Primary Types of Debt Reduction Investments

Code Reduction & Refactoring: Eliminating unneeded end-user features, and investments in rewriting existing code to be simpler and more efficient, for example rewriting libraries, queries, or redesigning databases. Ideally, it will also mean turning integrated functions into formally separated common services, as found in a service-oriented architecture (SOA).
Common Technologies: Investments in reusable, and where possible, publicly available technology to replace proprietary or single-purpose libraries. As technology evolves, what once required a home-grown solution, may now be available in the public domain. These investments can also result in the creation of formal common services under an SOA approach.
Automated Test Coverage: Investments in increased automated test coverage. Often teams have some portion of their software covered by automation, but not all. Increasing the coverage will decrease the time required to perform a full regression test and decrease the chance of defects being released.
Engineering Operations: Investments in continuous integration, release automation, automated monitoring, as well as team-oriented investments in communication, documentation, and collaboration (sometimes collectively referred to as DevOps)
Continuous Improvement: Investments in the reduction of an existing backlog of defects alongside the other more preventive strategies mentioned above.

Measuring Business Benefits

As a best practice, you should be measuring the business benefits of your investments with clearly defined key performance indicators (KPIs). But it is also important to recognize that the effect of any single investment on the engineering side may be difficult to see in the numbers. Often a sustained debt reduction effort is required for users to really take notice.

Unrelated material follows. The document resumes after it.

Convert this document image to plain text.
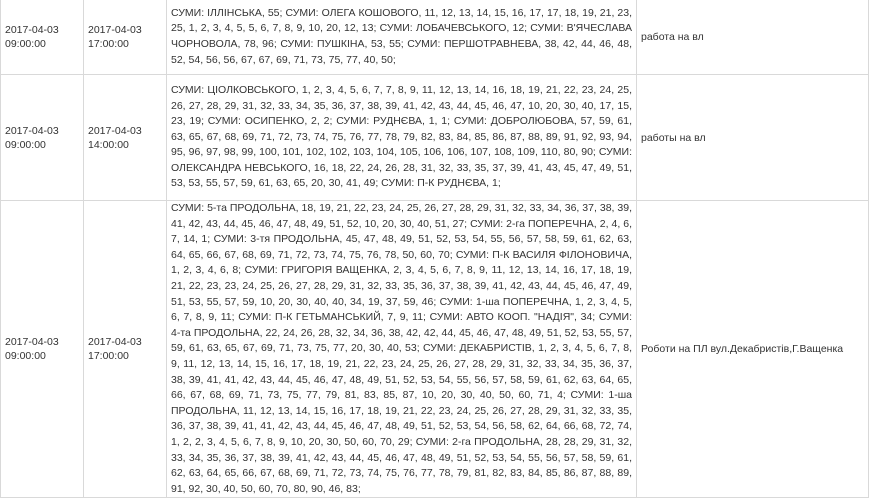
2017-04-03 09:00:00	2017-04-03 17:00:00	СУМИ: ІЛЛІНСЬКА, 55; СУМИ: ОЛЕГА КОШОВОГО, 11, 12, 13, 14, 15, 16, 17, 17, 18, 19, 21, 23, 25, 1, 2, 3, 4, 5, 5, 6, 7, 8, 9, 10, 20, 12, 13; СУМИ: ЛОБАЧЕВСЬКОГО, 12; СУМИ: В'ЯЧЕСЛАВА ЧОРНОВОЛА, 78, 96; СУМИ: ПУШКІНА, 53, 55; СУМИ: ПЕРШОТРАВНЕВА, 38, 42, 44, 46, 48, 52, 54, 56, 56, 67, 67, 69, 71, 73, 75, 77, 40, 50;	работа на вл
2017-04-03 09:00:00	2017-04-03 14:00:00	СУМИ: ЦІОЛКОВСЬКОГО, 1, 2, 3, 4, 5, 6, 7, 7, 8, 9, 11, 12, 13, 14, 16, 18, 19, 21, 22, 23, 24, 25, 26, 27, 28, 29, 31, 32, 33, 34, 35, 36, 37, 38, 39, 41, 42, 43, 44, 45, 46, 47, 10, 20, 30, 40, 17, 15, 23, 19; СУМИ: ОСИПЕНКО, 2, 2; СУМИ: РУДНЄВА, 1, 1; СУМИ: ДОБРОЛЮБОВА, 57, 59, 61, 63, 65, 67, 68, 69, 71, 72, 73, 74, 75, 76, 77, 78, 79, 82, 83, 84, 85, 86, 87, 88, 89, 91, 92, 93, 94, 95, 96, 97, 98, 99, 100, 101, 102, 102, 103, 104, 105, 106, 106, 107, 108, 109, 110, 80, 90; СУМИ: ОЛЕКСАНДРА НЕВСЬКОГО, 16, 18, 22, 24, 26, 28, 31, 32, 33, 35, 37, 39, 41, 43, 45, 47, 49, 51, 53, 53, 55, 57, 59, 61, 63, 65, 20, 30, 41, 49; СУМИ: П-К РУДНЄВА, 1;	работы на вл
2017-04-03 09:00:00	2017-04-03 17:00:00	СУМИ: 5-та ПРОДОЛЬНА, 18, 19, 21, 22, 23, 24, 25, 26, 27, 28, 29, 31, 32, 33, 34, 36, 37, 38, 39, 41, 42, 43, 44, 45, 46, 47, 48, 49, 51, 52, 10, 20, 30, 40, 51, 27; СУМИ: 2-га ПОПЕРЕЧНА, 2, 4, 6, 7, 14, 1; СУМИ: 3-тя ПРОДОЛЬНА, 45, 47, 48, 49, 51, 52, 53, 54, 55, 56, 57, 58, 59, 61, 62, 63, 64, 65, 66, 67, 68, 69, 71, 72, 73, 74, 75, 76, 78, 50, 60, 70; СУМИ: П-К ВАСИЛЯ ФІЛОНОВИЧА, 1, 2, 3, 4, 6, 8; СУМИ: ГРИГОРІЯ ВАЩЕНКА, 2, 3, 4, 5, 6, 7, 8, 9, 11, 12, 13, 14, 16, 17, 18, 19, 21, 22, 23, 23, 24, 25, 26, 27, 28, 29, 31, 32, 33, 35, 36, 37, 38, 39, 41, 42, 43, 44, 45, 46, 47, 49, 51, 53, 55, 57, 59, 10, 20, 30, 40, 40, 34, 19, 37, 59, 46; СУМИ: 1-ша ПОПЕРЕЧНА, 1, 2, 3, 4, 5, 6, 7, 8, 9, 11; СУМИ: П-К ГЕТЬМАНСЬКИЙ, 7, 9, 11; СУМИ: АВТО КООП. "НАДІЯ", 34; СУМИ: 4-та ПРОДОЛЬНА, 22, 24, 26, 28, 32, 34, 36, 38, 42, 42, 44, 45, 46, 47, 48, 49, 51, 52, 53, 55, 57, 59, 61, 63, 65, 67, 69, 71, 73, 75, 77, 20, 30, 40, 53; СУМИ: ДЕКАБРИСТІВ, 1, 2, 3, 4, 5, 6, 7, 8, 9, 11, 12, 13, 14, 15, 16, 17, 18, 19, 21, 22, 23, 24, 25, 26, 27, 28, 29, 31, 32, 33, 34, 35, 36, 37, 38, 39, 41, 41, 42, 43, 44, 45, 46, 47, 48, 49, 51, 52, 53, 54, 55, 56, 57, 58, 59, 61, 62, 63, 64, 65, 66, 67, 68, 69, 71, 73, 75, 77, 79, 81, 83, 85, 87, 10, 20, 30, 40, 50, 60, 71, 4; СУМИ: 1-ша ПРОДОЛЬНА, 11, 12, 13, 14, 15, 16, 17, 18, 19, 21, 22, 23, 24, 25, 26, 27, 28, 29, 31, 32, 33, 35, 36, 37, 38, 39, 41, 41, 42, 43, 44, 45, 46, 47, 48, 49, 51, 52, 53, 54, 56, 58, 62, 64, 66, 68, 72, 74, 1, 2, 2, 3, 4, 5, 6, 7, 8, 9, 10, 20, 30, 50, 60, 70, 29; СУМИ: 2-га ПРОДОЛЬНА, 28, 28, 29, 31, 32, 33, 34, 35, 36, 37, 38, 39, 41, 42, 43, 44, 45, 46, 47, 48, 49, 51, 52, 53, 54, 55, 56, 57, 58, 59, 61, 62, 63, 64, 65, 66, 67, 68, 69, 71, 72, 73, 74, 75, 76, 77, 78, 79, 81, 82, 83, 84, 85, 86, 87, 88, 89, 91, 92, 30, 40, 50, 60, 70, 80, 90, 46, 83;	Роботи на ПЛ вул.Декабристів,Г.Ващенка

Higher Platform Quality: There are many well-documented measures of quality, but a few of the common ones are defect counts by severity, including separately tracking new vs regression counts and responsiveness of the end-user interface.
Increased Customer Satisfaction: It comes from both higher platform quality and engineering’s ability to produce more new product capabilities. Common KPIs for customer satisfaction include Net Promoter Score, Customer Satisfaction Score, Customer Effort Score, and Retention/Churn Rates.
Decreased Support Costs: It comes from a higher quality platform. KPIs should be normalized to reflect customer volume, such as tickets per customer per day, perhaps grouped by severity. (With support costs, be mindful that the KPI you choose doesn’t tend to look better when support is underfunded, such as “total investment per customer,” which will be deceiving.)
Increased Engineering Output: Measuring software engineering productivity is notoriously difficult, if not impossible, and I do not attempt it in this article (just google “how to measure software productivity” and browse for a while to see what I mean!) The fundamental reason for this is that while the input is clear — hours of engineering time — there are really no common units of output that you can measure and compare over time or across teams, i.e., no two features or products are the same. But we all know intuitively that productivity is not uniform over time or across teams. It turns out you can often more easily measure how much waste there is, such as how long it takes to run a full regression test, or how long it takes to deploy code to production. So setting KPIs around these things and aiming to reduce waste are pretty good proxies for increasing engineering productivity if you are willing to believe the team will not simply go take long lunches with the time savings!

Remember, better communication between engineering and product management is key to digging your way out of technical debt without completely sacrificing your competitiveness. Using this framework will help you improve communication, whatever your particular tech debt situation may be, and in turn, you will start making better, faster, and more transparent decisions.